The NSA "follows the money" by spying on VISA and SWIFT

Sep 16, 2013 06:17 GMT  ·  By

It was only a week ago that it was revealed the NSA had been spying on Brazilian oil company Petrobras, along with Google and SWIFT, the international network uniting some ten thousand banks.

Now, German newspaper Der Spiegel reports that the NSA is interested in international payments processed by companies, including Visa.

According to documents leaked by Edward Snowden, the entire operation is conducted by a branch called “Follow the Money” (FTM). The collected information flows into NSA’s financial database, called “Tracfin,” containing some 180 million records according to a 2011 document.

About 84 percent of the data in this database comes from credit card transactions.

Other NSA documents, dated 2010, show the NSA targets transactions made by customers of companies such as VISA. NSA gaining access to the company’s database is marked as one of the agency’s big successes.

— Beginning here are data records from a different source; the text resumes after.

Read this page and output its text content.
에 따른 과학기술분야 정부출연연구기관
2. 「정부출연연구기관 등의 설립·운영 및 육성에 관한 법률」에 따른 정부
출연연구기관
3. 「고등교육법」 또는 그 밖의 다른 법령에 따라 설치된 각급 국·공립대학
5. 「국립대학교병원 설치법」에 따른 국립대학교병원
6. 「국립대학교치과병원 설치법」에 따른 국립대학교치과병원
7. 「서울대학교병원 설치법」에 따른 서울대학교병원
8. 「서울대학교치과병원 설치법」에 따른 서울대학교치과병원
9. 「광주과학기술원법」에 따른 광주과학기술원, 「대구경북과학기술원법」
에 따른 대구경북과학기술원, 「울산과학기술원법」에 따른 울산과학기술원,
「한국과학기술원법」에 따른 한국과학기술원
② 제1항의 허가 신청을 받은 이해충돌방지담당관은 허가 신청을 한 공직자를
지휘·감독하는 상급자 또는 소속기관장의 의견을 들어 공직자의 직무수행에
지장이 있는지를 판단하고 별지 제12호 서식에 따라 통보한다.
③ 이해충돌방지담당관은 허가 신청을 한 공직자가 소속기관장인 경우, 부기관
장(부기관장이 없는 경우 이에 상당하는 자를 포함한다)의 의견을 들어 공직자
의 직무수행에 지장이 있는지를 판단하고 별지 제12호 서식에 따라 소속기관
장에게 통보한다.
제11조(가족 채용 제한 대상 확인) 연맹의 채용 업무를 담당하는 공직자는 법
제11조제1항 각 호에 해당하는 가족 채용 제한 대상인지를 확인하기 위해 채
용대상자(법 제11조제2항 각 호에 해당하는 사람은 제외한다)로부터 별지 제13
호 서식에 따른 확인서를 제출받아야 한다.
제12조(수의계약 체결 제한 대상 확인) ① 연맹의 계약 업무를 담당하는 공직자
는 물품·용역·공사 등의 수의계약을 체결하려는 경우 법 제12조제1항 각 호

Mostly, it seems, the US intelligence agency was looking for information on customers from Europe, Africa, and the Middle East, looking to collect, parse, and ingest transactional data “for priority credit card associations, focusing on priority geographic regions.”

VISA denies that such a thing could be possible but, then again, so have other companies in the past.

The fact that the NSA has data from the Society of Worldwide Interbank Financial Telecommunication (SWIFT) is also verified by documents seen by Der Spiegel. Named as a “target,” SWIFT was spied upon on several levels. It seems that the US intelligence agency accessed the data by reading “SWIFT printer traffic from numerous banks.”

According to documents from the GCHQ, the British NSA counterpart, the agency’s employees were concerned about spying on the finance system, particularly due to the legal perspectives of such data.

The document shows that the collection, storage, and sharing of politically sensitive data is a deep invasion of privacy, especially since it involved “bulk data” and “rich personal information,” most of which was not about their targets.